Noch lässt sich über Langzeitfolgen nicht allzuviel Sicheres sagen. Tatsächlich hinterlassen Intubierung und künstliche Beatmung, aber auch die vom Virus und dem eigenen Immunsystem angerichteten Zerstörungen im Gewebe tiefe Spuren bei den überlebenden Covid-19-Patienten.
Die Hoffnung der Forschung liegt deshalb nicht nur bei Immunisierung durch Impfung, sondern auch bei angemessener neuer Medikation, die das Zerstörungswerk der Erreger frühzeitig aufzuhalten versuchen; mindestens 170 Wirkstoffe sind derzeit in der klinischen Erprobung.
Nach der vorangegangenen Darstellung der Erkrankungssituation bei Covid-19 steht also fest, dass es sich hier um eine Systemerkrankung handelt, die in den Katalog der Situationsdarstellungen nicht aufgenommen werden kann, weil sie sich nur in besonderen Fällen als todbringend darstellt und dann wegen ihres Charakters als Systemerkrankung kein angemessenes Behandlungsverbot ausgesprochen werden kann.
Es muss also bei der Anwendung der Grundsätze zur ärztlichen Sterbebehandlung verbleiben.

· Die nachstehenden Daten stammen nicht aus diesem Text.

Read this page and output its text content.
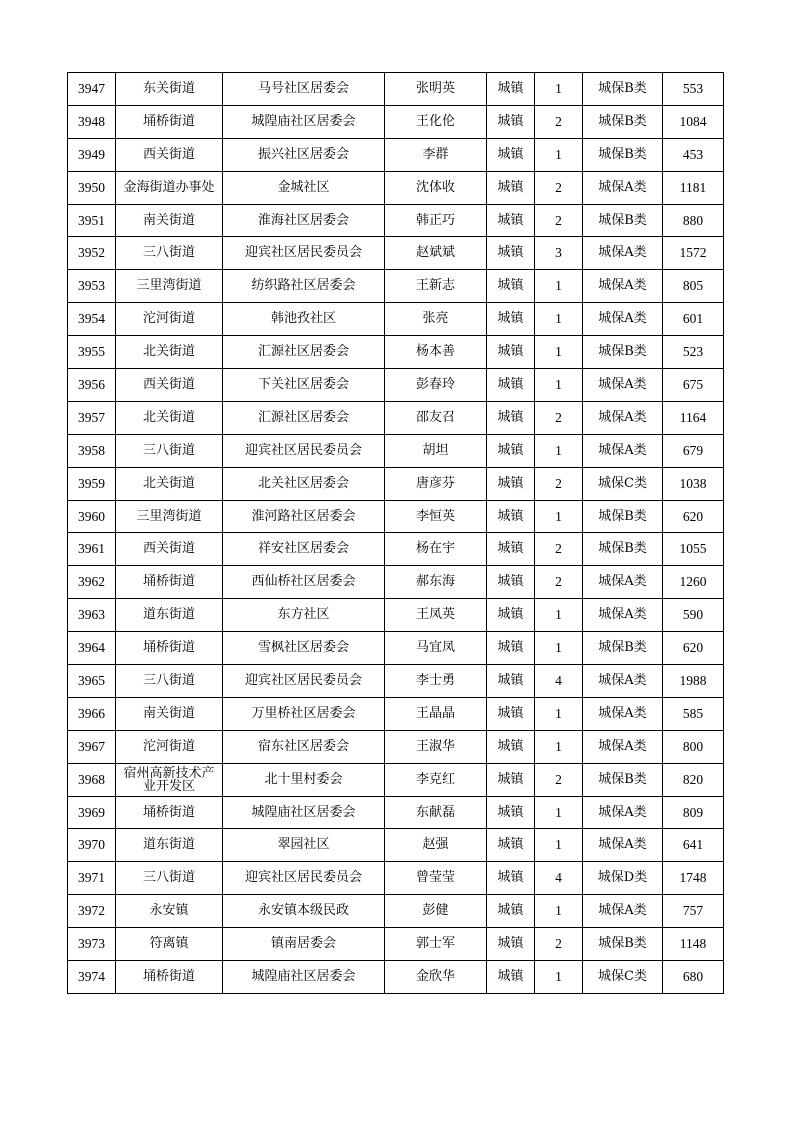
3947	东关街道	马号社区居委会	张明英	城镇	1	城保B类	553
3948	埇桥街道	城隍庙社区居委会	王化伦	城镇	2	城保B类	1084
3949	西关街道	振兴社区居委会	李群	城镇	1	城保B类	453
3950	金海街道办事处	金城社区	沈体收	城镇	2	城保A类	1181
3951	南关街道	淮海社区居委会	韩正巧	城镇	2	城保B类	880
3952	三八街道	迎宾社区居民委员会	赵斌斌	城镇	3	城保A类	1572
3953	三里湾街道	纺织路社区居委会	王新志	城镇	1	城保A类	805
3954	沱河街道	韩池孜社区	张亮	城镇	1	城保A类	601
3955	北关街道	汇源社区居委会	杨本善	城镇	1	城保B类	523
3956	西关街道	下关社区居委会	彭春玲	城镇	1	城保A类	675
3957	北关街道	汇源社区居委会	邵友召	城镇	2	城保A类	1164
3958	三八街道	迎宾社区居民委员会	胡坦	城镇	1	城保A类	679
3959	北关街道	北关社区居委会	唐彦芬	城镇	2	城保C类	1038
3960	三里湾街道	淮河路社区居委会	李恒英	城镇	1	城保B类	620
3961	西关街道	祥安社区居委会	杨在宇	城镇	2	城保B类	1055
3962	埇桥街道	西仙桥社区居委会	郝东海	城镇	2	城保A类	1260
3963	道东街道	东方社区	王凤英	城镇	1	城保A类	590
3964	埇桥街道	雪枫社区居委会	马宜凤	城镇	1	城保B类	620
3965	三八街道	迎宾社区居民委员会	李士勇	城镇	4	城保A类	1988
3966	南关街道	万里桥社区居委会	王晶晶	城镇	1	城保A类	585
3967	沱河街道	宿东社区居委会	王淑华	城镇	1	城保A类	800
3968	宿州高新技术产业开发区	北十里村委会	李克红	城镇	2	城保B类	820
3969	埇桥街道	城隍庙社区居委会	东献磊	城镇	1	城保A类	809
3970	道东街道	翠园社区	赵强	城镇	1	城保A类	641
3971	三八街道	迎宾社区居民委员会	曾莹莹	城镇	4	城保D类	1748
3972	永安镇	永安镇本级民政	彭健	城镇	1	城保A类	757
3973	符离镇	镇南居委会	郭士军	城镇	2	城保B类	1148
3974	埇桥街道	城隍庙社区居委会	金欣华	城镇	1	城保C类	680
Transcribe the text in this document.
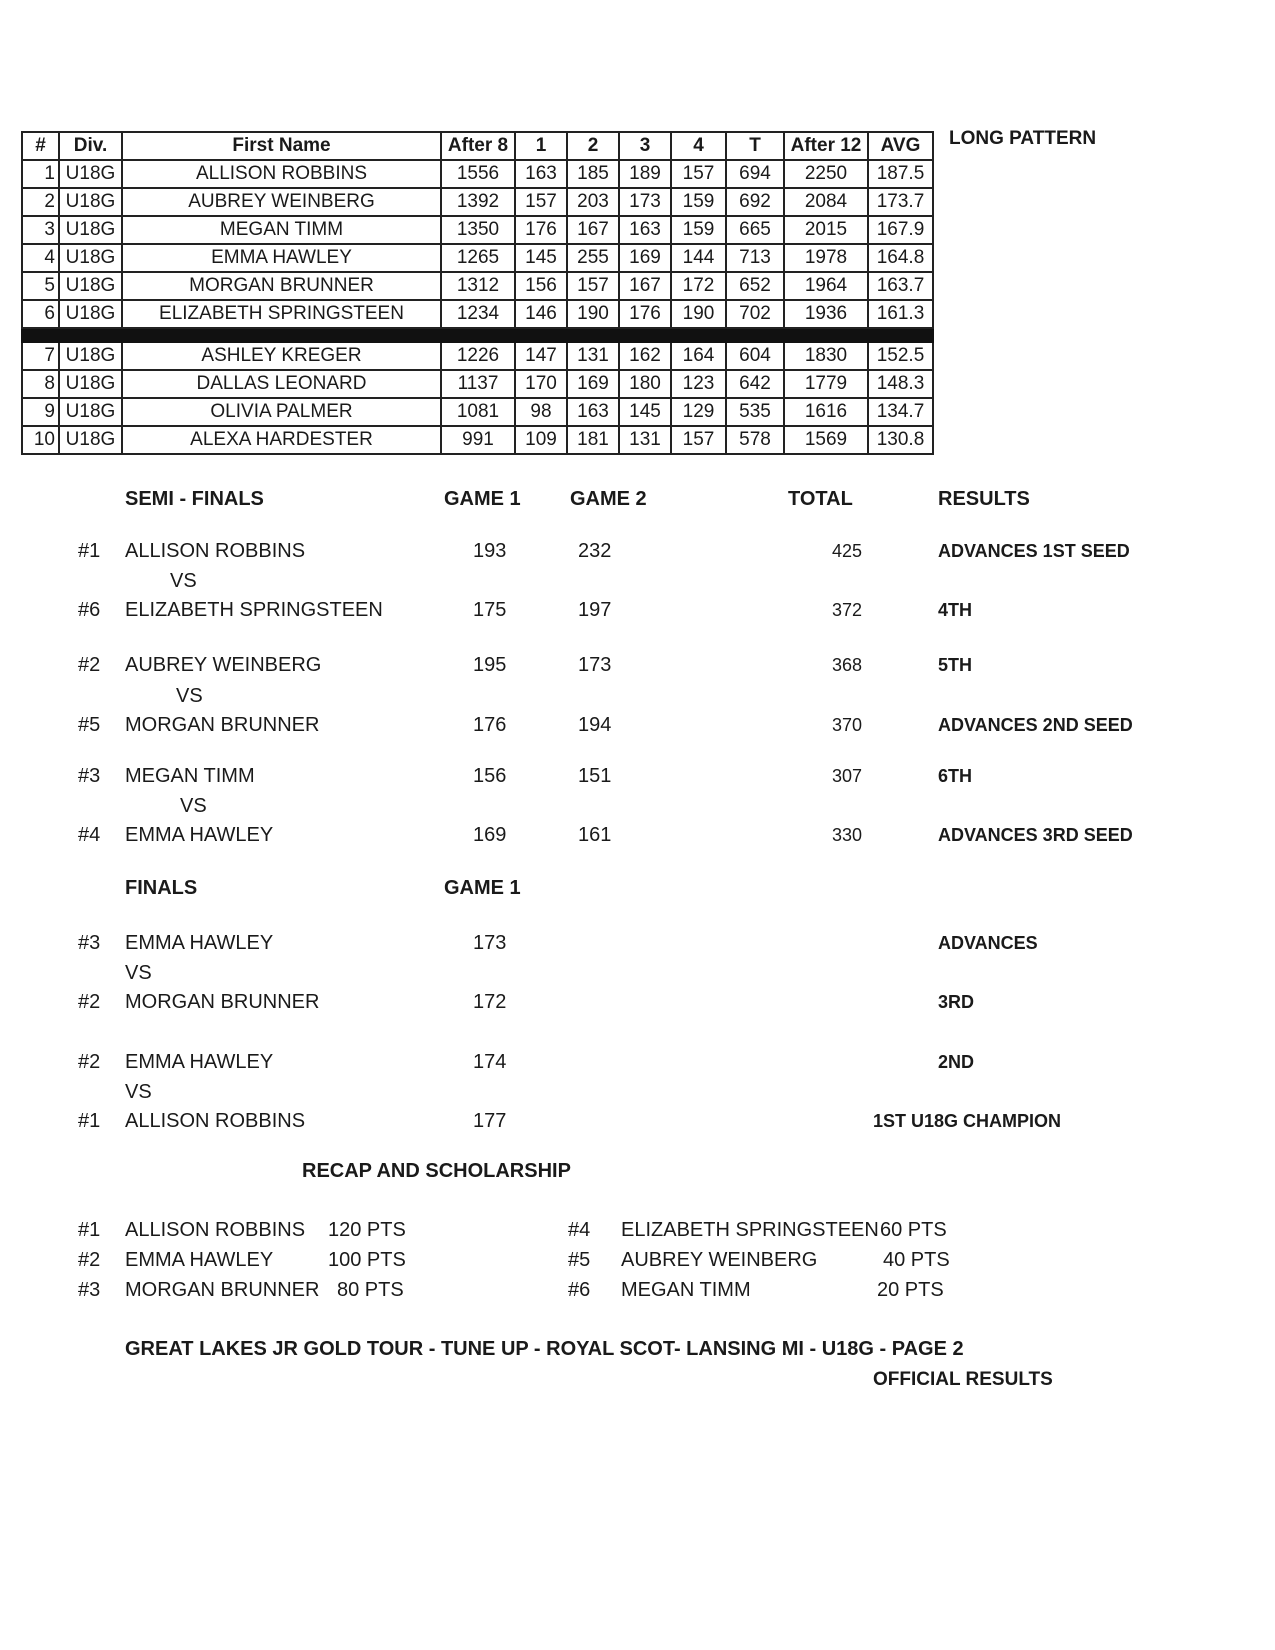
#	Div.	First Name	After 8	1	2	3	4	T	After 12	AVG
1	U18G	ALLISON ROBBINS	1556	163	185	189	157	694	2250	187.5
2	U18G	AUBREY WEINBERG	1392	157	203	173	159	692	2084	173.7
3	U18G	MEGAN TIMM	1350	176	167	163	159	665	2015	167.9
4	U18G	EMMA HAWLEY	1265	145	255	169	144	713	1978	164.8
5	U18G	MORGAN BRUNNER	1312	156	157	167	172	652	1964	163.7
6	U18G	ELIZABETH SPRINGSTEEN	1234	146	190	176	190	702	1936	161.3

7	U18G	ASHLEY KREGER	1226	147	131	162	164	604	1830	152.5
8	U18G	DALLAS LEONARD	1137	170	169	180	123	642	1779	148.3
9	U18G	OLIVIA PALMER	1081	98	163	145	129	535	1616	134.7
10	U18G	ALEXA HARDESTER	991	109	181	131	157	578	1569	130.8
LONG PATTERN
SEMI - FINALS	GAME 1 GAME 2	TOTAL	RESULTS
#1 ALLISON ROBBINS	193	232	425	ADVANCES 1ST SEED
VS
#6 ELIZABETH SPRINGSTEEN	175	197	372	4TH
#2 AUBREY WEINBERG	195	173	368	5TH
VS
#5 MORGAN BRUNNER	176	194	370	ADVANCES 2ND SEED
#3 MEGAN TIMM	156	151	307	6TH
VS
#4 EMMA HAWLEY	169	161	330	ADVANCES 3RD SEED
FINALS	GAME 1
#3 EMMA HAWLEY	173	ADVANCES
VS
#2 MORGAN BRUNNER	172	3RD
#2 EMMA HAWLEY	174	2ND
VS
#1 ALLISON ROBBINS	177	1ST U18G CHAMPION
RECAP AND SCHOLARSHIP
#1 ALLISON ROBBINS 120 PTS
#2 EMMA HAWLEY	100 PTS
#3 MORGAN BRUNNER 80 PTS
#4 ELIZABETH SPRINGSTEEN 60 PTS
#5 AUBREY WEINBERG	40 PTS
#6 MEGAN TIMM	20 PTS
GREAT LAKES JR GOLD TOUR - TUNE UP - ROYAL SCOT- LANSING MI - U18G - PAGE 2
OFFICIAL RESULTS
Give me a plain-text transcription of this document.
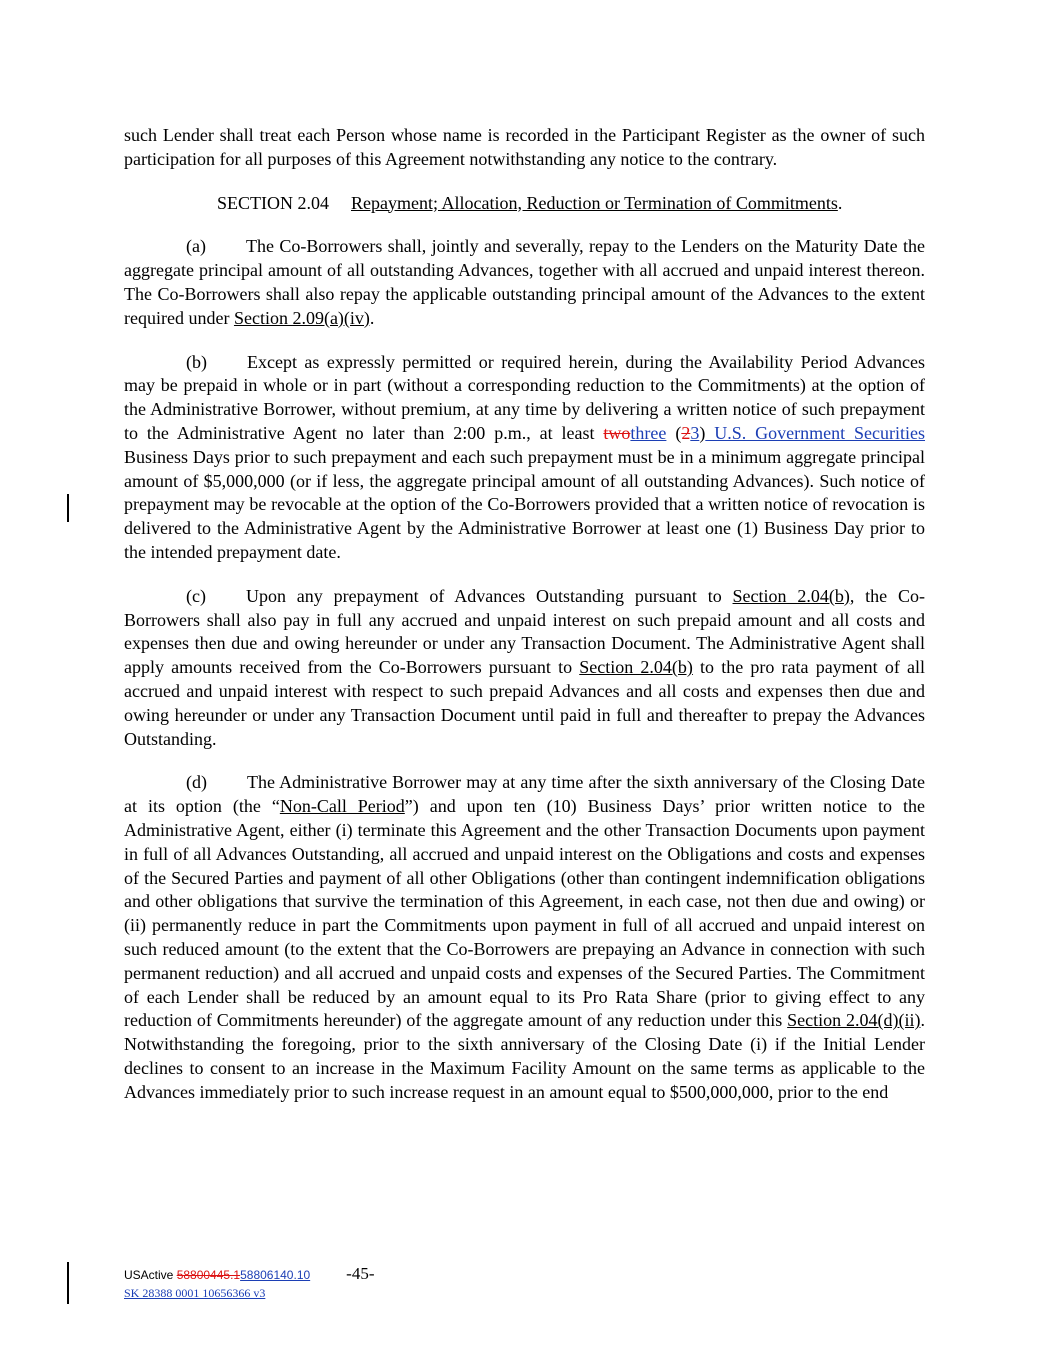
such Lender shall treat each Person whose name is recorded in the Participant Register as the owner of such participation for all purposes of this Agreement notwithstanding any notice to the contrary.

SECTION 2.04 Repayment; Allocation, Reduction or Termination of Commitments.

(a) The Co-Borrowers shall, jointly and severally, repay to the Lenders on the Maturity Date the aggregate principal amount of all outstanding Advances, together with all accrued and unpaid interest thereon. The Co-Borrowers shall also repay the applicable outstanding principal amount of the Advances to the extent required under Section 2.09(a)(iv).

(b) Except as expressly permitted or required herein, during the Availability Period Advances may be prepaid in whole or in part (without a corresponding reduction to the Commitments) at the option of the Administrative Borrower, without premium, at any time by delivering a written notice of such prepayment to the Administrative Agent no later than 2:00 p.m., at least twothree (23) U.S. Government Securities Business Days prior to such prepayment and each such prepayment must be in a minimum aggregate principal amount of $5,000,000 (or if less, the aggregate principal amount of all outstanding Advances). Such notice of prepayment may be revocable at the option of the Co-Borrowers provided that a written notice of revocation is delivered to the Administrative Agent by the Administrative Borrower at least one (1) Business Day prior to the intended prepayment date.

(c) Upon any prepayment of Advances Outstanding pursuant to Section 2.04(b), the Co- Borrowers shall also pay in full any accrued and unpaid interest on such prepaid amount and all costs and expenses then due and owing hereunder or under any Transaction Document. The Administrative Agent shall apply amounts received from the Co-Borrowers pursuant to Section 2.04(b) to the pro rata payment of all accrued and unpaid interest with respect to such prepaid Advances and all costs and expenses then due and owing hereunder or under any Transaction Document until paid in full and thereafter to prepay the Advances Outstanding.

(d) The Administrative Borrower may at any time after the sixth anniversary of the Closing Date at its option (the “Non-Call Period”) and upon ten (10) Business Days’ prior written notice to the Administrative Agent, either (i) terminate this Agreement and the other Transaction Documents upon payment in full of all Advances Outstanding, all accrued and unpaid interest on the Obligations and costs and expenses of the Secured Parties and payment of all other Obligations (other than contingent indemnification obligations and other obligations that survive the termination of this Agreement, in each case, not then due and owing) or (ii) permanently reduce in part the Commitments upon payment in full of all accrued and unpaid interest on such reduced amount (to the extent that the Co-Borrowers are prepaying an Advance in connection with such permanent reduction) and all accrued and unpaid costs and expenses of the Secured Parties. The Commitment of each Lender shall be reduced by an amount equal to its Pro Rata Share (prior to giving effect to any reduction of Commitments hereunder) of the aggregate amount of any reduction under this Section 2.04(d)(ii). Notwithstanding the foregoing, prior to the sixth anniversary of the Closing Date (i) if the Initial Lender declines to consent to an increase in the Maximum Facility Amount on the same terms as applicable to the Advances immediately prior to such increase request in an amount equal to $500,000,000, prior to the end

USActive 58800445.158806140.10 -45-
SK 28388 0001 10656366 v3
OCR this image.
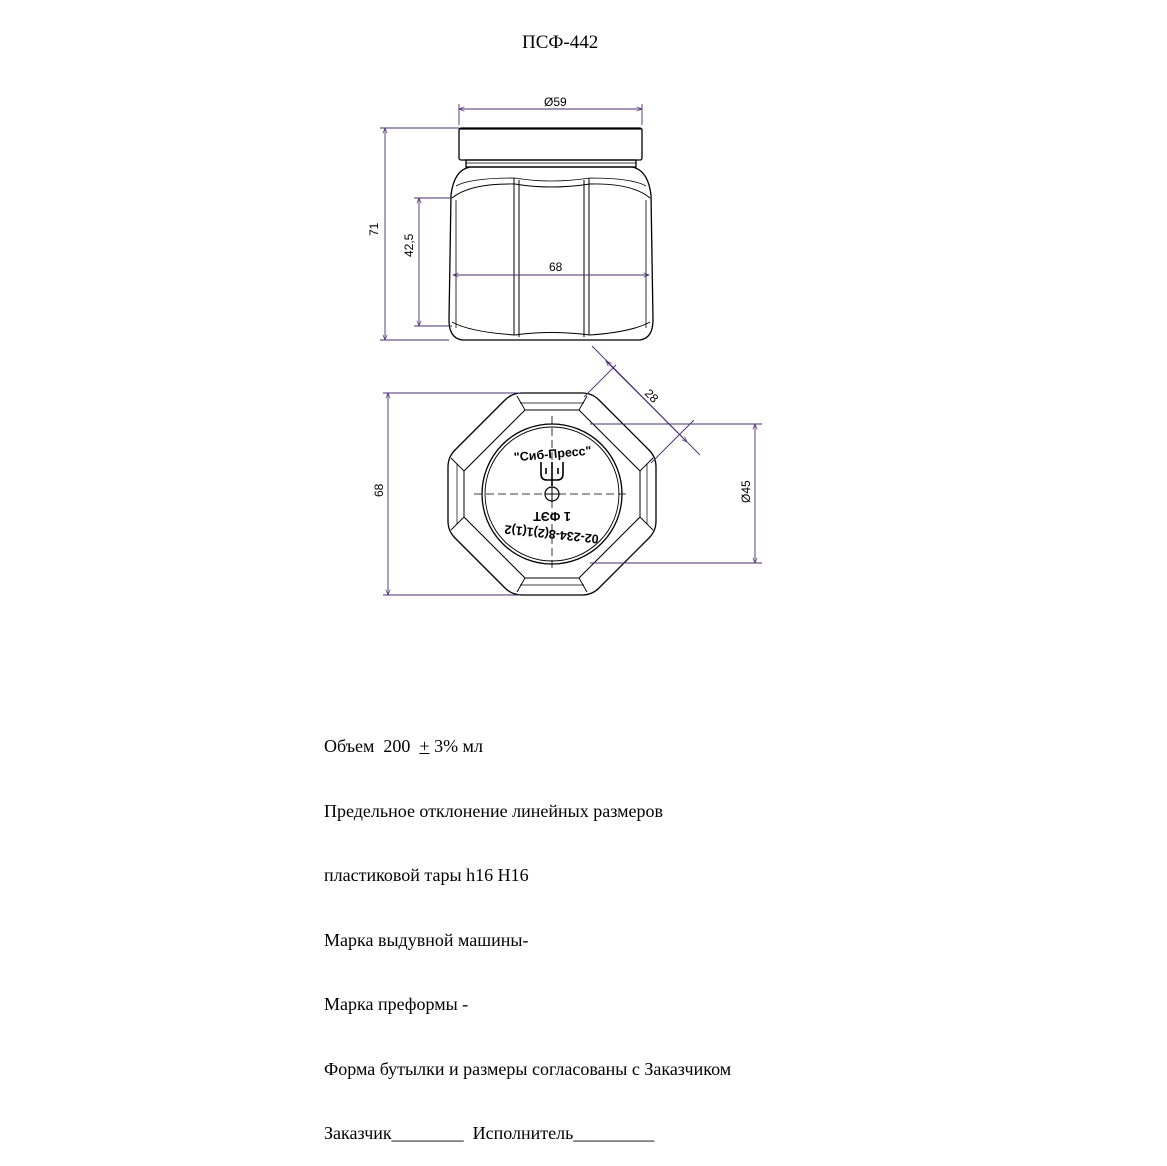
ПСФ-442
Ø59
71
42,5
68
"Сиб-Пресс"
1 ФЭТ
02-234-8(2)1(1)2
68	Ø45
28

Объем  200  + 3% мл

Предельное отклонение линейных размеров

пластиковой тары h16 H16

Марка выдувной машины-

Марка преформы -

Форма бутылки и размеры согласованы с Заказчиком

Заказчик________  Исполнитель_________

Eine Ergänzung der Patientenverfügung um "Covid-19" ist weder erforderlich noch möglich.
Wer allerdings eine Patientenverfügung errichtet hat, in der er sich ohne Nennung einer Erkrankungssituation (also in jeder Situation) künstliche Beatmung verbeten hat, sollte sie widerrufen bzw. vernichten.